Title: Made in Dagenham
Director: Nigel Cole
Starring: Sally Hawkins, Daniel Mays, Bob Hoskins, Geraldine James, Nicola Duffet, Lorraine Stanley, Jamie Winstone, Andrea Riseborough, Phil Cornwell, Andrew Lincoln, Rosamund Pike, Miranda Richardson
Docu-dramas can usually be interesting no matter what the delivery style chosen by the respective director. All the flick really needs is to introduce the said drama. If the audience isn’t sure about the outcome, the flick is far more intriguing and the characters will resonate more with them. Basically, just live up to your genre labeling and no harm should fall upon thee.
Made in Dagenham started to figure this out about two-thirds of the way through. The 113 minute flick contains a variety of talented performers, all playing unique characters. Problem is, the first half of the flick is a jumbled mess.
Rita O’Grady (Sally Hawkins) works at the Ford plant in 1968 Dagenham, England. She is one of 187 women machinists and they want equal pay. Their supervisor, Albert (Bob Hoskins), agrees that they should be paid just the same as the male workforce at Ford. However, the heavy roadblocks of unions and the Ford suits do not share the progressive mind of Albert and his girls. So they do the unthinkable and strike. Even though they’re just a small contingent of the giant automobile plant in Dagenham, the ripple effect of their actions shuts down the entire plant.
Rita’s husband Eddie (Daniel Mays) also works at the Ford plant. At first, all the men in the tight-knit community support the women. That is until the strike goes on longer than expected and income ceases to exist. Rita and her girls refuse to bend on their terms with Ford’s big boys and gain national notoriety. Even the Prime Minister and his Secretary of Employment Barbara Castle (Miranda Richardson) begin to take notice. Eventually the women machinist are heading toward a historical debate with the unions and the government, all while their families struggle to make ends meet.
This is a true account of the events that took place back in 1968. So yes, the outcome could already be known by the viewer. Having said that, if one wasn’t up to speed, the outcome is unfortunately made fairly obvious from the get-go. And that’s the problem. The script doesn’t do anything to mask what will happen. In a last ditch effort, a few random dramatic moments involving the women’s home life strike an emotional chord (a minor one) that the audience can relate to. Yet that doesn’t happen until the third act and by that point, the level of intrigue is slowly withering away.
Now if this flick was keeping to the facts – which is questionable when you see the clips of real women from back then during the credits and then compare it to the casting for this flick – one can accept that. When reading about history, some stories are interesting and some are very plain. Dagenham is the latter and is drawn out for no apparent reason. If this was treated as a short film (20 minutes or less), it would have been more entertaining. By extending it, the well-acted characters become long-winded. Plus, the mumbling dialogue – fast talking British accent – is very tough to follow.
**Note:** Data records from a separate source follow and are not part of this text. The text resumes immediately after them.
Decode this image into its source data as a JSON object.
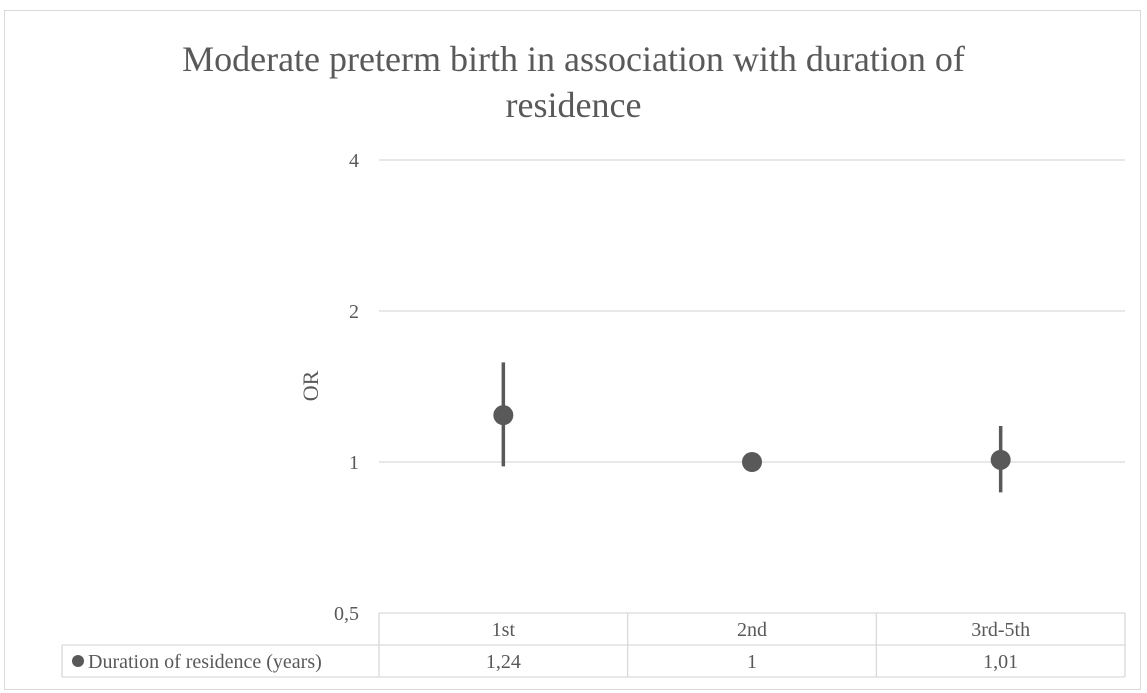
{
  "chart_data": {
    "type": "scatter",
    "title": "Moderate preterm birth in association with duration of residence",
    "ylabel": "OR",
    "yscale": "log2",
    "ylim": [
      0.5,
      4
    ],
    "yticks": [
      "0,5",
      "1",
      "2",
      "4"
    ],
    "ytick_values": [
      0.5,
      1,
      2,
      4
    ],
    "categories": [
      "1st",
      "2nd",
      "3rd-5th"
    ],
    "series": [
      {
        "name": "Duration of residence (years)",
        "values": [
          1.24,
          1,
          1.01
        ],
        "value_labels": [
          "1,24",
          "1",
          "1,01"
        ],
        "lower": [
          0.98,
          null,
          0.87
        ],
        "upper": [
          1.58,
          null,
          1.18
        ],
        "color": "#595959"
      }
    ],
    "grid": true,
    "legend": "data-table"
  }
}
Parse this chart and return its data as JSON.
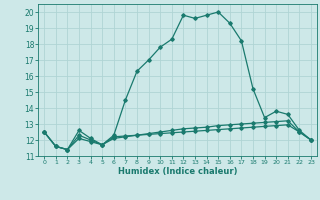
{
  "xlabel": "Humidex (Indice chaleur)",
  "background_color": "#cde8e8",
  "line_color": "#1a7a6e",
  "grid_color": "#b0d4d4",
  "xlim": [
    -0.5,
    23.5
  ],
  "ylim": [
    11,
    20.5
  ],
  "yticks": [
    11,
    12,
    13,
    14,
    15,
    16,
    17,
    18,
    19,
    20
  ],
  "xticks": [
    0,
    1,
    2,
    3,
    4,
    5,
    6,
    7,
    8,
    9,
    10,
    11,
    12,
    13,
    14,
    15,
    16,
    17,
    18,
    19,
    20,
    21,
    22,
    23
  ],
  "series": [
    {
      "x": [
        0,
        1,
        2,
        3,
        4,
        5,
        6,
        7,
        8,
        9,
        10,
        11,
        12,
        13,
        14,
        15,
        16,
        17,
        18,
        19,
        20,
        21,
        22,
        23
      ],
      "y": [
        12.5,
        11.6,
        11.4,
        12.6,
        12.1,
        11.7,
        12.3,
        14.5,
        16.3,
        17.0,
        17.8,
        18.3,
        19.8,
        19.6,
        19.8,
        20.0,
        19.3,
        18.2,
        15.2,
        13.4,
        13.8,
        13.6,
        12.6,
        12.0
      ]
    },
    {
      "x": [
        0,
        1,
        2,
        3,
        4,
        5,
        6,
        7,
        8,
        9,
        10,
        11,
        12,
        13,
        14,
        15,
        16,
        17,
        18,
        19,
        20,
        21,
        22,
        23
      ],
      "y": [
        12.5,
        11.6,
        11.4,
        12.1,
        11.9,
        11.7,
        12.1,
        12.2,
        12.3,
        12.4,
        12.5,
        12.6,
        12.7,
        12.75,
        12.8,
        12.9,
        12.95,
        13.0,
        13.05,
        13.1,
        13.15,
        13.2,
        12.5,
        12.0
      ]
    },
    {
      "x": [
        0,
        1,
        2,
        3,
        4,
        5,
        6,
        7,
        8,
        9,
        10,
        11,
        12,
        13,
        14,
        15,
        16,
        17,
        18,
        19,
        20,
        21,
        22,
        23
      ],
      "y": [
        12.5,
        11.6,
        11.4,
        12.3,
        12.0,
        11.7,
        12.2,
        12.25,
        12.3,
        12.35,
        12.4,
        12.45,
        12.5,
        12.55,
        12.6,
        12.65,
        12.7,
        12.75,
        12.8,
        12.85,
        12.9,
        12.95,
        12.5,
        12.0
      ]
    }
  ]
}
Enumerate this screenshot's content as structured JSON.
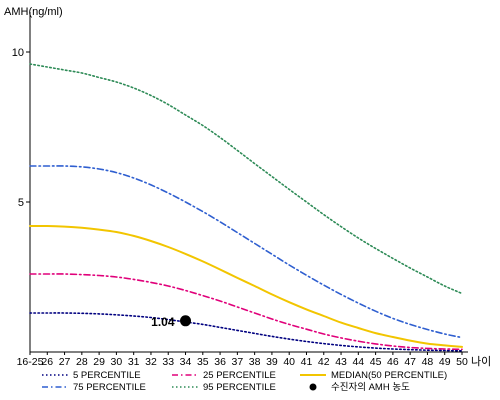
{
  "chart_data": {
    "type": "line",
    "ylabel": "AMH(ng/ml)",
    "xlabel": "나이",
    "ylim": [
      0,
      11
    ],
    "yticks": [
      5,
      10
    ],
    "ytick_labels": [
      "5",
      "10"
    ],
    "categories": [
      "16-25",
      "26",
      "27",
      "28",
      "29",
      "30",
      "31",
      "32",
      "33",
      "34",
      "35",
      "36",
      "37",
      "38",
      "39",
      "40",
      "41",
      "42",
      "43",
      "44",
      "45",
      "46",
      "47",
      "48",
      "49",
      "50"
    ],
    "series": [
      {
        "name": "5 PERCENTILE",
        "color": "#000080",
        "dash": "dot",
        "values": [
          1.3,
          1.3,
          1.3,
          1.29,
          1.27,
          1.24,
          1.2,
          1.15,
          1.08,
          1.0,
          0.92,
          0.82,
          0.72,
          0.62,
          0.52,
          0.43,
          0.35,
          0.28,
          0.22,
          0.17,
          0.13,
          0.1,
          0.08,
          0.06,
          0.05,
          0.04
        ]
      },
      {
        "name": "25 PERCENTILE",
        "color": "#e0007a",
        "dash": "dashdot",
        "values": [
          2.6,
          2.6,
          2.6,
          2.58,
          2.55,
          2.5,
          2.42,
          2.32,
          2.2,
          2.05,
          1.88,
          1.7,
          1.5,
          1.3,
          1.1,
          0.92,
          0.76,
          0.6,
          0.47,
          0.36,
          0.27,
          0.2,
          0.15,
          0.12,
          0.1,
          0.09
        ]
      },
      {
        "name": "MEDIAN(50 PERCENTILE)",
        "color": "#f2c500",
        "dash": "solid",
        "values": [
          4.2,
          4.2,
          4.18,
          4.14,
          4.08,
          4.0,
          3.87,
          3.7,
          3.5,
          3.27,
          3.02,
          2.75,
          2.47,
          2.2,
          1.92,
          1.66,
          1.42,
          1.2,
          0.98,
          0.8,
          0.63,
          0.5,
          0.38,
          0.28,
          0.22,
          0.17
        ]
      },
      {
        "name": "75 PERCENTILE",
        "color": "#2f5fd0",
        "dash": "dashdot",
        "values": [
          6.2,
          6.2,
          6.2,
          6.17,
          6.1,
          5.98,
          5.8,
          5.57,
          5.3,
          5.0,
          4.68,
          4.34,
          3.98,
          3.62,
          3.26,
          2.9,
          2.56,
          2.23,
          1.92,
          1.63,
          1.36,
          1.12,
          0.92,
          0.75,
          0.6,
          0.48
        ]
      },
      {
        "name": "95 PERCENTILE",
        "color": "#2e8b57",
        "dash": "dot",
        "values": [
          9.6,
          9.5,
          9.4,
          9.3,
          9.15,
          9.0,
          8.8,
          8.55,
          8.25,
          7.9,
          7.55,
          7.15,
          6.72,
          6.28,
          5.85,
          5.42,
          5.0,
          4.58,
          4.18,
          3.8,
          3.45,
          3.12,
          2.8,
          2.5,
          2.2,
          1.95
        ]
      }
    ],
    "points": [
      {
        "name": "수진자의 AMH 농도",
        "x": "34",
        "y": 1.04,
        "label": "1.04",
        "color": "#000000"
      }
    ],
    "legend": [
      {
        "label": "5 PERCENTILE",
        "series": 0
      },
      {
        "label": "25 PERCENTILE",
        "series": 1
      },
      {
        "label": "MEDIAN(50 PERCENTILE)",
        "series": 2
      },
      {
        "label": "75 PERCENTILE",
        "series": 3
      },
      {
        "label": "95 PERCENTILE",
        "series": 4
      },
      {
        "label": "수진자의 AMH 농도",
        "marker": "dot"
      }
    ],
    "legend_position": "bottom"
  }
}
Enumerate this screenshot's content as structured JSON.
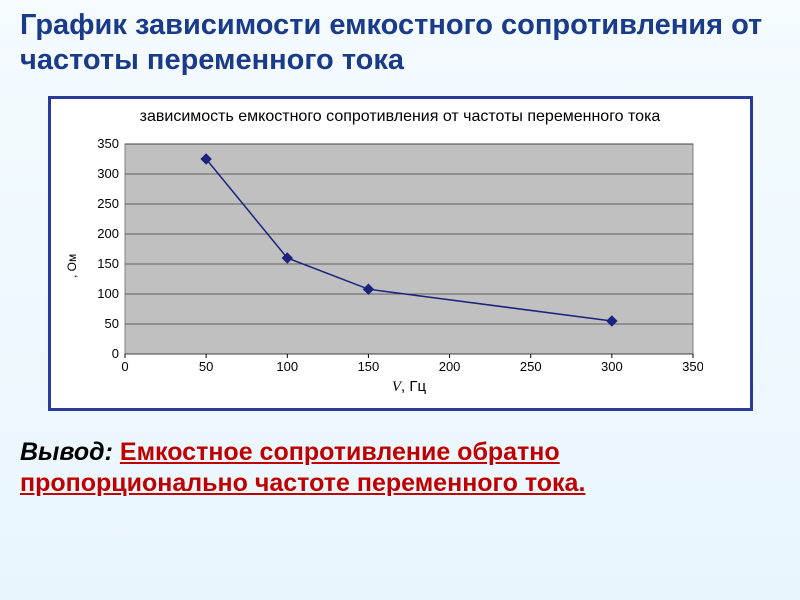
{
  "heading": "График зависимости емкостного сопротивления от частоты переменного тока",
  "chart": {
    "type": "line",
    "title": "зависимость емкостного сопротивления от частоты переменного тока",
    "yaxis_label": ", Ом",
    "xaxis_label_symbol": "V",
    "xaxis_label_unit": ", Гц",
    "background_color": "#c0c0c0",
    "grid_color": "#000000",
    "plot_border_color": "#808080",
    "line_color": "#1a237e",
    "marker_color": "#1a237e",
    "marker_style": "diamond",
    "marker_size": 5,
    "line_width": 1.5,
    "xlim": [
      0,
      350
    ],
    "ylim": [
      0,
      350
    ],
    "xticks": [
      0,
      50,
      100,
      150,
      200,
      250,
      300,
      350
    ],
    "yticks": [
      0,
      50,
      100,
      150,
      200,
      250,
      300,
      350
    ],
    "data_x": [
      50,
      100,
      150,
      300
    ],
    "data_y": [
      325,
      160,
      108,
      55
    ]
  },
  "conclusion": {
    "label": "Вывод:  ",
    "statement": "Емкостное сопротивление обратно пропорционально частоте переменного тока."
  },
  "frame_border_color": "#2a3a9a",
  "heading_color": "#1a3a8a",
  "statement_color": "#c00000"
}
One will not even register an emotional feeling on how society thought back then. And that is the point of these flicks. When watching similar historical pieces such as Rosewood – which depicted how whites still oppressed black citizens – one had emotional thoughts on how people acted back then. As in, how do we ever think like this? In this flick, you just don’t care.
Overall, Made in Dagenham peaks the interest but the lack of natural drama in the story is a killer. Probably should have just done a traditional documentary. That would possibly excuse the lack of feeling the majority of this flick is truly missing. The set designs weren’t all that fun to explore either. If one is a history buff and is enamored by these types of stories, just go read the summation on Wikipedia.